$q$-numerical radius of rank-one operators and the generalized Buzano inequality
Dušan Denčić, Hranislav Stanković, Mihailo Krstić, Ivan Damnjanović
TL;DR
The paper introduces the $q$-numerical radius $\omega_q$ and analyzes rank-one operators $a\otimes b$ on complex Hilbert spaces. It derives an explicit closed-form formula for all $q\in[0,1]$: $\omega_q(a\otimes b)=\frac{\|a\|\|b\|+q|\langle a,b\rangle|}{2}+\frac{\sqrt{1-q^2}}{2}\sqrt{\|a\|^2\|b\|^2-|\langle a,b\rangle|^2}$, generalizing the classical $q=1$ case and yielding a generalized Buzano inequality.

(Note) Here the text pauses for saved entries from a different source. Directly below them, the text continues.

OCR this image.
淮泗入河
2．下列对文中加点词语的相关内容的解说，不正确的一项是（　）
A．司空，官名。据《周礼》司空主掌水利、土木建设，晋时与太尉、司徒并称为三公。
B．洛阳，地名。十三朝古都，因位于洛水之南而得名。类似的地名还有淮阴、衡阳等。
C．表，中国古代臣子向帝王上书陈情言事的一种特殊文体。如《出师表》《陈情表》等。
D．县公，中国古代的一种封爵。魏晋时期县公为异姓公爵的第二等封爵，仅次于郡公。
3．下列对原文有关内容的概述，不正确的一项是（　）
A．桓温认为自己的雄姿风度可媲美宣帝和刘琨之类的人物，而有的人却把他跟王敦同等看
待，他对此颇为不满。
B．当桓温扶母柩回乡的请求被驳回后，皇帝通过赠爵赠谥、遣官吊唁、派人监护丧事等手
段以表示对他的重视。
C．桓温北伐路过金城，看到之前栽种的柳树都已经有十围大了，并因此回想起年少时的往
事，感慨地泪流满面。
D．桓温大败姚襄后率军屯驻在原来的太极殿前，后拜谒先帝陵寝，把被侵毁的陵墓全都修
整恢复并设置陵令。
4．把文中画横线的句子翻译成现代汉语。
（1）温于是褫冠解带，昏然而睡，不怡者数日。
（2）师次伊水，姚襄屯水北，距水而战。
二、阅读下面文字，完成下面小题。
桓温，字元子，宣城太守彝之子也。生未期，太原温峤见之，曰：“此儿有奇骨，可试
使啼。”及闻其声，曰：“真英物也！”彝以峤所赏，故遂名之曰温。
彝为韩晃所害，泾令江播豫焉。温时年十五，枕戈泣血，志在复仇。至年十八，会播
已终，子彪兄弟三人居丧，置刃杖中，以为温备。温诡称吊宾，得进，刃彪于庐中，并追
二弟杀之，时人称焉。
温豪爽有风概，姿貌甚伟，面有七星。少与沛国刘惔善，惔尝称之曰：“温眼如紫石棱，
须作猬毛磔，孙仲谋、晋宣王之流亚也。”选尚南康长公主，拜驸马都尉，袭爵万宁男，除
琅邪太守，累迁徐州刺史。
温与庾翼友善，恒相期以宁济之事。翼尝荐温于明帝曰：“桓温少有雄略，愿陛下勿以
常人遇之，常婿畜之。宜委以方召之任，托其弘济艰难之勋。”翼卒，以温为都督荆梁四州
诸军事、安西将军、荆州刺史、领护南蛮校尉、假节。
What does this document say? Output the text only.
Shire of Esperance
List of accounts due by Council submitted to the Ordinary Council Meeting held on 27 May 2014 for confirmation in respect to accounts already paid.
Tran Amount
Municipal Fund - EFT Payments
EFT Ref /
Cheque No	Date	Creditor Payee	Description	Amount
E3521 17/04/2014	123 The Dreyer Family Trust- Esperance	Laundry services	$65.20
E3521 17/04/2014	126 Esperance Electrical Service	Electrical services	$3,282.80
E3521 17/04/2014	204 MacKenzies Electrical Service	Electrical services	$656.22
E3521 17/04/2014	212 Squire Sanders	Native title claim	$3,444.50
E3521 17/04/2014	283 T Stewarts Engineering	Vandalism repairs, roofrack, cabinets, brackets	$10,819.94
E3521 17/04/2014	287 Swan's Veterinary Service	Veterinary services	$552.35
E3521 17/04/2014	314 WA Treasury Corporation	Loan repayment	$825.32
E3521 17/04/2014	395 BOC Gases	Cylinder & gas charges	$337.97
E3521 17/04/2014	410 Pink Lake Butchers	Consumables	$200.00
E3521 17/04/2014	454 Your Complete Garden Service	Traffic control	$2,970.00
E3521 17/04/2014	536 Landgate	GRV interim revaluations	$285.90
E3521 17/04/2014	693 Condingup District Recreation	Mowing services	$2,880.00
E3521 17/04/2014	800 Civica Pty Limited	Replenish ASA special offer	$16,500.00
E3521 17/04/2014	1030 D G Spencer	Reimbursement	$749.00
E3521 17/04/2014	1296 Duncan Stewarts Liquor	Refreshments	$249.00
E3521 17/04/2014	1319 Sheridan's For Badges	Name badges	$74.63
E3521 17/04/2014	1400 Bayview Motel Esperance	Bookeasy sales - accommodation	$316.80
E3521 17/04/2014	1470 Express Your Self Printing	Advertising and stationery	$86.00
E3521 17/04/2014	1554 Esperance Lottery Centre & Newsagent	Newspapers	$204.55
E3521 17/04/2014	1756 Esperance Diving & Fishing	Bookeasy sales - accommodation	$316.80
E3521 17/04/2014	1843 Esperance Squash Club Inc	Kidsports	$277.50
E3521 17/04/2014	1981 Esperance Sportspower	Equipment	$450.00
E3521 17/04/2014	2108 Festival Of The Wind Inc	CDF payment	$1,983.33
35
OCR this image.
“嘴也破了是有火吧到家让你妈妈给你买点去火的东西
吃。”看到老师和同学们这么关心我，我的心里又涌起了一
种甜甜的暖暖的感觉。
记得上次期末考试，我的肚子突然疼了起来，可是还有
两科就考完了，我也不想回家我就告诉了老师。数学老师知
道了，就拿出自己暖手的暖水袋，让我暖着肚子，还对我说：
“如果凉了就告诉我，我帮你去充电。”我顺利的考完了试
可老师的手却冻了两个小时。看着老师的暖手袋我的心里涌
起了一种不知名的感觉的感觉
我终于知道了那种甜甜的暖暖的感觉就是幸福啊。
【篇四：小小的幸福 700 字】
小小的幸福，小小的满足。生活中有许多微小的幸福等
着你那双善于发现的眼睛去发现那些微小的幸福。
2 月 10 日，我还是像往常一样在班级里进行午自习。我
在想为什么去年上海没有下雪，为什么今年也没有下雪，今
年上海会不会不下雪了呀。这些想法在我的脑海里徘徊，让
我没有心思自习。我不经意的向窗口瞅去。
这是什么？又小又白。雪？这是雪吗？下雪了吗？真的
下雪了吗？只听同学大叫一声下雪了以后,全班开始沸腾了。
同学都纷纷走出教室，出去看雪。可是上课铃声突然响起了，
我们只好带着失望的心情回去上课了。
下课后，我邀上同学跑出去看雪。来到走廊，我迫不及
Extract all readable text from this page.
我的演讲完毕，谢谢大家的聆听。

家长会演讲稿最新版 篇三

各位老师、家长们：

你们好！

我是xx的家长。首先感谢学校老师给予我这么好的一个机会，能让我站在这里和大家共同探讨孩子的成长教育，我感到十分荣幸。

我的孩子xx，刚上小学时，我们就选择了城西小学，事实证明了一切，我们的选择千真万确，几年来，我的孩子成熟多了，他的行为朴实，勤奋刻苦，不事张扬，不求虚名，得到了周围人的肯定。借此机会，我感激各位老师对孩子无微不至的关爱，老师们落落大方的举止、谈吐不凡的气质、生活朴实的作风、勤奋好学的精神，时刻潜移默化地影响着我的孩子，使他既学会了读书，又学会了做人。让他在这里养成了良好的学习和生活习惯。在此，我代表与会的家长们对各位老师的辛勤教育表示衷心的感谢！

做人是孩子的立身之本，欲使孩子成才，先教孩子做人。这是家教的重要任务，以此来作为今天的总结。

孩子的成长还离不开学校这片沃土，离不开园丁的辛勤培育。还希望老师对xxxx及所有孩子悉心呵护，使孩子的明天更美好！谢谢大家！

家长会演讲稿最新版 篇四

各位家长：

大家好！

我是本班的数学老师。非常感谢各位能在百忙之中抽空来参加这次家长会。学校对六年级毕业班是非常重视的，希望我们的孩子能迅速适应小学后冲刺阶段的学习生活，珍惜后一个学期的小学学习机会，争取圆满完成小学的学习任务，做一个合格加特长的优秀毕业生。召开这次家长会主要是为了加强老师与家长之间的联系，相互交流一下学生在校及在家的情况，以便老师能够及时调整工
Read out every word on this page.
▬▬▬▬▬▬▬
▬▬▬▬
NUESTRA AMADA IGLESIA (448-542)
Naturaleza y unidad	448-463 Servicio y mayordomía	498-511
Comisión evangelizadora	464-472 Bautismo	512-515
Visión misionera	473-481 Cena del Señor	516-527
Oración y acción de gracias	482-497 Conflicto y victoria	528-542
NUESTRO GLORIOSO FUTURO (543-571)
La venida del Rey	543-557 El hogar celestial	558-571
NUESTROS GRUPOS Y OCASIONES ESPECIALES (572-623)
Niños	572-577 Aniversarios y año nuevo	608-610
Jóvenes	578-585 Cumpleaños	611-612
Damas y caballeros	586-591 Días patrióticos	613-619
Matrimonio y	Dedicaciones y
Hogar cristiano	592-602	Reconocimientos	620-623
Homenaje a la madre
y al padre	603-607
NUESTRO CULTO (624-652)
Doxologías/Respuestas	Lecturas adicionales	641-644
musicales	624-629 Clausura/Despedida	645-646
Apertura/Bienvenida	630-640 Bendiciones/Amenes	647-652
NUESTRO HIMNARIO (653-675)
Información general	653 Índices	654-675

The work also provides a corollary with an explicit $\lambda_q(a\otimes b)$ such that $\omega_q(a\otimes b)=\lambda_q(a\otimes b)\|a\|\|b\|$, analyzes the concavity of $q\mapsto \omega_q(a\otimes b)$, and extends these results to block-matrix forms and analytic functions of rank-one operators, broadening the scope of operator-inequality techniques in Hilbert spaces.
Abstract
Here, we study the $q$-numerical radius of rank-one operators on a Hilbert space $\mathcal{H}$. More precisely, for $q \in [0,1]$ and $a, b \in \mathcal{H}$, we establish the formula \[ ω_q(a \otimes b) = \frac{1}{2}\left(\|a\|\|b\| + q|\langle a, b \rangle| + \sqrt{1-q^2}\sqrt{\|a\|^2\|b\|^2 - |\langle a, b \rangle|^2}\right), \] which represents a generalization of the well-known formula for the numerical radius of a rank-one operator in a Hilbert space, obtained by setting $q = 1$. As a corollary, we also derive a generalization of the classical Buzano inequality.